Continuou a explicar.

— Se a gente está com dor na barriga, pequena ou grande...

— A sua é grande.

— Quando pararem de rir talvez possamos continuar a reunião. E se vocês, pequenos, se esticarem nesse tronco outra vez, cairão num instante. Sentem-se no chão e ouçam. Não. A gente tem médicos para tudo, até para dentro da cabeça. Não é possível dizer que ficaremos com medo de nada o tempo todo! A vida — disse Porquinho expansivamente — é científica, isso é que é. Num ano ou dois, quando a guerra acabar, viajarão para Marte e voltarão. Sei que não há bicho, não com garras etc., mas sei que também não há medo.

Porquinho fez uma pausa.

— A não ser...

Ralph mexeu-se, impaciente.

— A não ser o quê?

— A não ser que estejamos com medo de gente.

Um som, meio risada, meio zombaria, irrompeu dentre os meninos sentados. Porquinho abaixou a cabeça e continuou falando com rapidez.

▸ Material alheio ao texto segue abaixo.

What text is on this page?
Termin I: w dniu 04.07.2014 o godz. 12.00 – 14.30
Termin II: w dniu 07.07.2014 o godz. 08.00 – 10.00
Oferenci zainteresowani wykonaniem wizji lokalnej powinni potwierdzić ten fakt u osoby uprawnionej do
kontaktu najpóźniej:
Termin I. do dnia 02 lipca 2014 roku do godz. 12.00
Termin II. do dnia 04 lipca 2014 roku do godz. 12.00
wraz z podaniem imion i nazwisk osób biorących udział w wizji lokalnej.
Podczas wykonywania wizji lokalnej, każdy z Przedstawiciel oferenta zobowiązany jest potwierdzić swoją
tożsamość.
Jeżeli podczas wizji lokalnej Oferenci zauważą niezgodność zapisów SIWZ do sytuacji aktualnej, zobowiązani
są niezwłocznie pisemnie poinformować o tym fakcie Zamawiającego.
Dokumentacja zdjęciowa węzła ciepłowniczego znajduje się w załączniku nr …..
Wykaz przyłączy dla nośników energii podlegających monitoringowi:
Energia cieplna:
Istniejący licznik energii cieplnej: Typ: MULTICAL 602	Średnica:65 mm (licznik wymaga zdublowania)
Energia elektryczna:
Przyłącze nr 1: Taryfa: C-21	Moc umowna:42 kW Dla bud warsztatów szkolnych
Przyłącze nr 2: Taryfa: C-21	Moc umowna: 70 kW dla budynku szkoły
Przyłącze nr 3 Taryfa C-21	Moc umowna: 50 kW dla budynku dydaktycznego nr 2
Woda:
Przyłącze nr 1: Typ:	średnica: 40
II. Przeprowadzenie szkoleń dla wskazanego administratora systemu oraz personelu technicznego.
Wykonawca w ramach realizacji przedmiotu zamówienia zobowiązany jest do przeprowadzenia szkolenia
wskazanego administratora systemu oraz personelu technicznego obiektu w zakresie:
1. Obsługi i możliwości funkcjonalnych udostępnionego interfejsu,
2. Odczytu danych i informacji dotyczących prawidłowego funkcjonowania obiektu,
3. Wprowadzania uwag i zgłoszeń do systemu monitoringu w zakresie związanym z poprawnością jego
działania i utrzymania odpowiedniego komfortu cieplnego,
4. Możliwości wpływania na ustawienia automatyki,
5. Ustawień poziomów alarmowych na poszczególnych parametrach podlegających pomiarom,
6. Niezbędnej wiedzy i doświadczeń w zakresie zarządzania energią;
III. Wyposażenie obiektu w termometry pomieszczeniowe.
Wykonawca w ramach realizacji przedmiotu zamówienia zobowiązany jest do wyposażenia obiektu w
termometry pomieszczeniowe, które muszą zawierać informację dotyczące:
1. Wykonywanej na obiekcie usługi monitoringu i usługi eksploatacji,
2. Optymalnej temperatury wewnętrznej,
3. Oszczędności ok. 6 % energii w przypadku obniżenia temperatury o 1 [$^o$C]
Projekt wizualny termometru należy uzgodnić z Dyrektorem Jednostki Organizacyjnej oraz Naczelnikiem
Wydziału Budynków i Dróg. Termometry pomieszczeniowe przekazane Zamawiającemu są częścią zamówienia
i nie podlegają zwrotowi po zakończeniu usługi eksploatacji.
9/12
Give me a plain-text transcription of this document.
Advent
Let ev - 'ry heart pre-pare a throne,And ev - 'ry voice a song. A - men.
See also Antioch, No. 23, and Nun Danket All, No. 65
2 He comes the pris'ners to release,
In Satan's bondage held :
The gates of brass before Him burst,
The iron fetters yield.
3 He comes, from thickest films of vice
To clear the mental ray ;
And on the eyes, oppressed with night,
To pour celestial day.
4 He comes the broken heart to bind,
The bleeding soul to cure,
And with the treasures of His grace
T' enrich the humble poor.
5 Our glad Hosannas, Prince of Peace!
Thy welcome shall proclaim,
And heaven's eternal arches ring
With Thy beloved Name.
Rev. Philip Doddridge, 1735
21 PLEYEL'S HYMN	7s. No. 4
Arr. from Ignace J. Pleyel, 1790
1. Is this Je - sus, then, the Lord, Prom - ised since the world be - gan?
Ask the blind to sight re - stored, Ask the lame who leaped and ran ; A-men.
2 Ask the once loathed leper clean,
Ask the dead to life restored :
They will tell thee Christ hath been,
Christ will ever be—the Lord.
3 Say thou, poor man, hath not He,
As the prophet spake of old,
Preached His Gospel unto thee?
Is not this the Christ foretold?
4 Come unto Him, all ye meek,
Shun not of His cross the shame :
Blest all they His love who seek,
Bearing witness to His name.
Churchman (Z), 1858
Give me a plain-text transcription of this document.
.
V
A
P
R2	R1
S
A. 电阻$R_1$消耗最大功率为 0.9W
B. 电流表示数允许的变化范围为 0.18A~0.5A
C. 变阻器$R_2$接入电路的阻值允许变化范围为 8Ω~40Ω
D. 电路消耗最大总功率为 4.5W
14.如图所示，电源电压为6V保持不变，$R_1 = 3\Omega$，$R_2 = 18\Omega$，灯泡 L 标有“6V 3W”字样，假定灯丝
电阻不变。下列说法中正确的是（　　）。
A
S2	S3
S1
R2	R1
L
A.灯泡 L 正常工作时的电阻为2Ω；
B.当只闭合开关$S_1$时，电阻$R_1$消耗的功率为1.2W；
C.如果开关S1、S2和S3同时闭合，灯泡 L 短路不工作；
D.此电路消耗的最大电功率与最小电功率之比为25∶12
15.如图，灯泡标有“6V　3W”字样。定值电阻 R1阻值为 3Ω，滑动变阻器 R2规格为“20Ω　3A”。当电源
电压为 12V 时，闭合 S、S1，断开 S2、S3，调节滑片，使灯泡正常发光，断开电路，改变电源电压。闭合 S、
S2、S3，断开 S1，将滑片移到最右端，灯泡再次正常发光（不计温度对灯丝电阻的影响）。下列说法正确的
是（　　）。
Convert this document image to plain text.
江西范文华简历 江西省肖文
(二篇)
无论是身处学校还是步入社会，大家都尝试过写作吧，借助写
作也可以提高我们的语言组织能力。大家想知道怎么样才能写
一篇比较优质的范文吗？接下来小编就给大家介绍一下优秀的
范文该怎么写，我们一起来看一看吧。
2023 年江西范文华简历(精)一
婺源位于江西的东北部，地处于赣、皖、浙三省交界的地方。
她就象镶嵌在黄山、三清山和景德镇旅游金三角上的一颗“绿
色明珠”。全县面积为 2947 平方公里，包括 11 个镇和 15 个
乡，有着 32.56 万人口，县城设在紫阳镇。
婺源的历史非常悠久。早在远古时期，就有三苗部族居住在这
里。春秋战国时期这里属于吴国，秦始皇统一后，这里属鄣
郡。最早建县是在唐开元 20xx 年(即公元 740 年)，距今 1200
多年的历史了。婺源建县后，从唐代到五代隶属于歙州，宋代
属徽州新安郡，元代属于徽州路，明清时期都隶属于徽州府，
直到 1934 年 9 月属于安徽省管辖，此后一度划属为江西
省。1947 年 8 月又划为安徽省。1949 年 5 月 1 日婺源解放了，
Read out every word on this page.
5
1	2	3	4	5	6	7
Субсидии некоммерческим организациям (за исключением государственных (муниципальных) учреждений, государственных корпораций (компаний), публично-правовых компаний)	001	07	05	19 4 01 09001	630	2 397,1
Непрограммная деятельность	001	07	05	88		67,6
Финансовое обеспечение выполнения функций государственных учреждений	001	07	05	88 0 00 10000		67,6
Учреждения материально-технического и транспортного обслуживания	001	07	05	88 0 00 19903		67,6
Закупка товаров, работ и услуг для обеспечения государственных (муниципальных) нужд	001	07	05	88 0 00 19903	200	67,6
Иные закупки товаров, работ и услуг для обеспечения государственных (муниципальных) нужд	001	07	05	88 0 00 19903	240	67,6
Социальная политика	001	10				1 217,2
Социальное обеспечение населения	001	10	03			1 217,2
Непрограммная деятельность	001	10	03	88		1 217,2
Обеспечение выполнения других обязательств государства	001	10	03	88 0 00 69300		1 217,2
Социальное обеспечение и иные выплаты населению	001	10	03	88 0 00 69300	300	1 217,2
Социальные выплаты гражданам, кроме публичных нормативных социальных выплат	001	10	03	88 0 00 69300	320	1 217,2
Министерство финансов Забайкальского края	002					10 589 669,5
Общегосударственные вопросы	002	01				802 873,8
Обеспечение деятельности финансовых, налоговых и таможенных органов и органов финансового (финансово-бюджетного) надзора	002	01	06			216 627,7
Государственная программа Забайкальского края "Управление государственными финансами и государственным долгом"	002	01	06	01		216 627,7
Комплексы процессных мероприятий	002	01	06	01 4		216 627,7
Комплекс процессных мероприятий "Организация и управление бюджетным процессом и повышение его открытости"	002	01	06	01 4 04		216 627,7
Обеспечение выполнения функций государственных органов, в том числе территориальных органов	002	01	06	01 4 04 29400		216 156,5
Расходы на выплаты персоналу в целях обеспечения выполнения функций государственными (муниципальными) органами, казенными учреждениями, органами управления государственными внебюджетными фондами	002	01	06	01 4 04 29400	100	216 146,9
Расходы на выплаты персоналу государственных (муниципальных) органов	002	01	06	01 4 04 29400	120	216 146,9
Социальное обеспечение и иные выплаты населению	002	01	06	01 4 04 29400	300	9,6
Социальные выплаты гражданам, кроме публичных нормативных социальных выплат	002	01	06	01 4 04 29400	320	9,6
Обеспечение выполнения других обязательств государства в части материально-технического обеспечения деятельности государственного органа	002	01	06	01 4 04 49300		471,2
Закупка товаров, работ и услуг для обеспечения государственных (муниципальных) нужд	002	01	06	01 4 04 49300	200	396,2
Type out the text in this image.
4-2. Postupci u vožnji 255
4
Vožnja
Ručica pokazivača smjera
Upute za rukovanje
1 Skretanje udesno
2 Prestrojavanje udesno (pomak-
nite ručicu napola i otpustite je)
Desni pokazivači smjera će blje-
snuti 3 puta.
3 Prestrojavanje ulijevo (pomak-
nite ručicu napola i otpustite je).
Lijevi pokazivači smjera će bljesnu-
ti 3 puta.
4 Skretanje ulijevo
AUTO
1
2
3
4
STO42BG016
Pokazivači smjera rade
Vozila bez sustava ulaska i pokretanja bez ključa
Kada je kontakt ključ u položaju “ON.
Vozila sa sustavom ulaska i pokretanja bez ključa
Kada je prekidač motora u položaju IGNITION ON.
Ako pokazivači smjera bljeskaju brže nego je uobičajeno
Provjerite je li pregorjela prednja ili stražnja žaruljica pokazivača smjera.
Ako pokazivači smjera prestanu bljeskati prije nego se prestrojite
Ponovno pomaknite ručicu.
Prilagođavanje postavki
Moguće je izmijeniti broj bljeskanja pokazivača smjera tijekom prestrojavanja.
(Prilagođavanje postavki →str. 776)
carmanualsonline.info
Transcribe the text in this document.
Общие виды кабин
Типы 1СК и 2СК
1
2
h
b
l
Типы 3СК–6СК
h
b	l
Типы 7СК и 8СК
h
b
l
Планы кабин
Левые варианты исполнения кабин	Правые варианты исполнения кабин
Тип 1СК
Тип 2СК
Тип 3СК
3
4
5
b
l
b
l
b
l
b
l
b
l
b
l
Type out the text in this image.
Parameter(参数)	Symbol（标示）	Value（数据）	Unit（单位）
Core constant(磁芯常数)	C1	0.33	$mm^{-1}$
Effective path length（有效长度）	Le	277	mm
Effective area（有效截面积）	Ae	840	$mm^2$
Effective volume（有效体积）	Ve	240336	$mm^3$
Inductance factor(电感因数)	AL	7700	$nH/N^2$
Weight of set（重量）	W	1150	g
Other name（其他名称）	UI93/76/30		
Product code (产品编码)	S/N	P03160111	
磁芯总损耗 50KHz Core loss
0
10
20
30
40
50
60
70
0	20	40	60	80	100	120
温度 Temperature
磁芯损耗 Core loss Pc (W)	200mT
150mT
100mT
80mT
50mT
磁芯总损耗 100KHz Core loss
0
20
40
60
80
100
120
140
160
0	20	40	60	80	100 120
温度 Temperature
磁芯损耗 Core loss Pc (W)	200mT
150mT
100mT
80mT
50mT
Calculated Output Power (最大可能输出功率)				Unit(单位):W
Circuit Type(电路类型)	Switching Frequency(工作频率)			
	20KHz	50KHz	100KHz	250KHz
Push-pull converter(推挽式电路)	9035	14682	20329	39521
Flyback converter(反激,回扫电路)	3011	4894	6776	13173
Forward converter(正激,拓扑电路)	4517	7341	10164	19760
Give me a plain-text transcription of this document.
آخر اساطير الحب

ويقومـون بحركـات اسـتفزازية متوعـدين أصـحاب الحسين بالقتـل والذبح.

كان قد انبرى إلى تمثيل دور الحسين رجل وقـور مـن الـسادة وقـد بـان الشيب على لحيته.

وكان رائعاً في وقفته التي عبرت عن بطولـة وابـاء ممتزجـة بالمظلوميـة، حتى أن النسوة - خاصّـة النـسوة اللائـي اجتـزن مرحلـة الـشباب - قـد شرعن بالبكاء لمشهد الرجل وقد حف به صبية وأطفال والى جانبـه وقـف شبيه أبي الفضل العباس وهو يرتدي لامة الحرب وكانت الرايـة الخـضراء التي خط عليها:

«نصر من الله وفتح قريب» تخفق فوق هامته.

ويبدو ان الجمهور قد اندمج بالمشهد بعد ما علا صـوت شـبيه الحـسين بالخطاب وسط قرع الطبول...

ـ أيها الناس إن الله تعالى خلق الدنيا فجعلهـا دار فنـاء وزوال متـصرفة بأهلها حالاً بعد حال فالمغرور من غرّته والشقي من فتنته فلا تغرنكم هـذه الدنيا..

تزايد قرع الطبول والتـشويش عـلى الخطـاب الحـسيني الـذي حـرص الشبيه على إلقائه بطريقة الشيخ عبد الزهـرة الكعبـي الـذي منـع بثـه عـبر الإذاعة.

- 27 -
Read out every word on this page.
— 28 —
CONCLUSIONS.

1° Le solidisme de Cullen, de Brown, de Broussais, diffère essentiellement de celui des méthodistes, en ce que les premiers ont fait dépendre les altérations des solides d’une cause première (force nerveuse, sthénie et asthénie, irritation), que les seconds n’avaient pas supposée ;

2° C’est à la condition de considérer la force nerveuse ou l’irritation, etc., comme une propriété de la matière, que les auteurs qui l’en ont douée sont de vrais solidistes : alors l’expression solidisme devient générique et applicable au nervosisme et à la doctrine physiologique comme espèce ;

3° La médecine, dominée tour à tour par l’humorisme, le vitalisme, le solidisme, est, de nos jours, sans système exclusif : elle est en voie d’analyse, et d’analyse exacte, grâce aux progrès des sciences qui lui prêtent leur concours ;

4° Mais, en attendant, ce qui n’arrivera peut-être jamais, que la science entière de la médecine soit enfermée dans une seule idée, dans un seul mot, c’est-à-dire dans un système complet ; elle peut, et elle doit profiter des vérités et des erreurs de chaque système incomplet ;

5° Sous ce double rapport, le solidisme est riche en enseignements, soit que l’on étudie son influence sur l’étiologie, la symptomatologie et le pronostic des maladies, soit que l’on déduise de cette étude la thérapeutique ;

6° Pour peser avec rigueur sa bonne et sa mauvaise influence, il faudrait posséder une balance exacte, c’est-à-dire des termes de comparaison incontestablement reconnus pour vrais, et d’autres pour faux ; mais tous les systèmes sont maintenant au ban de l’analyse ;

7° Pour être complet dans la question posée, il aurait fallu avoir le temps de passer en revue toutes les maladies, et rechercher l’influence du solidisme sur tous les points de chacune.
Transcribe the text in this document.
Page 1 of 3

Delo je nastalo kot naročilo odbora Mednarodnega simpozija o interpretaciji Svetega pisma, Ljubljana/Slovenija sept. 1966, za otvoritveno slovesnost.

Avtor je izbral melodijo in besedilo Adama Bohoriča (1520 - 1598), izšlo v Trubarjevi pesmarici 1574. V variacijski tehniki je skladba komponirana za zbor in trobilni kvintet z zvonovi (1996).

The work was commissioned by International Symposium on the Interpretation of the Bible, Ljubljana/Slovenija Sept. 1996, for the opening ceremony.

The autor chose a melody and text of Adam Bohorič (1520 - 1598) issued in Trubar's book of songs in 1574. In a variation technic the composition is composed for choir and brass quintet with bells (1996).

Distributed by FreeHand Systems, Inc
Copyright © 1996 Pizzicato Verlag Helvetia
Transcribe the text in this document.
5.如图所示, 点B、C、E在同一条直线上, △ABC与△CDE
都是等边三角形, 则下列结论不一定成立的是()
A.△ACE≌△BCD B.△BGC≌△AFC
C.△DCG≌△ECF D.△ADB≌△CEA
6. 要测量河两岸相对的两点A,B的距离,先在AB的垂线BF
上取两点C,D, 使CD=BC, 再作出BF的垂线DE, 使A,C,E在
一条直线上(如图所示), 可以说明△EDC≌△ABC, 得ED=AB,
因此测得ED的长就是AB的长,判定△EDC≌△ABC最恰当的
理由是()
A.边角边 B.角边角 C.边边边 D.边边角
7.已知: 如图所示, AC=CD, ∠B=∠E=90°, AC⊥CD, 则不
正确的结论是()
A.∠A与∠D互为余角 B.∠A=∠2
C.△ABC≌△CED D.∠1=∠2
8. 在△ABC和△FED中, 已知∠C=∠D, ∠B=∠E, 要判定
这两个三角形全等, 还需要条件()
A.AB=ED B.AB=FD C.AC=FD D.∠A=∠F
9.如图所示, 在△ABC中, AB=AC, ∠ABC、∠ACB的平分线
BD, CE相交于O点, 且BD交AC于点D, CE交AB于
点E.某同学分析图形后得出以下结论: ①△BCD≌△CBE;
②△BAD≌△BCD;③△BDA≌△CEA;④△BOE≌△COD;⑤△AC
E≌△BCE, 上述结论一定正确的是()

— Vamos ouvir o pequeno que falou de um bicho e talvez possamos mostrar como ele é bobo.

Os pequenos começaram a se empurrar, então um deles avançou.

— Como é seu nome?

— Phil.

Para um pequeno, era bem confiante, estendendo as mãos para a concha, como Ralph fazia, olhando em volta para atrair as atenções antes de falar.

— Na noite passada, tive um sonho, um sonho horrível, de luta contra umas coisas. Eu estava sozinho, fora da cabana, lutando com as coisas, aquelas coisas enroscadas nas árvores.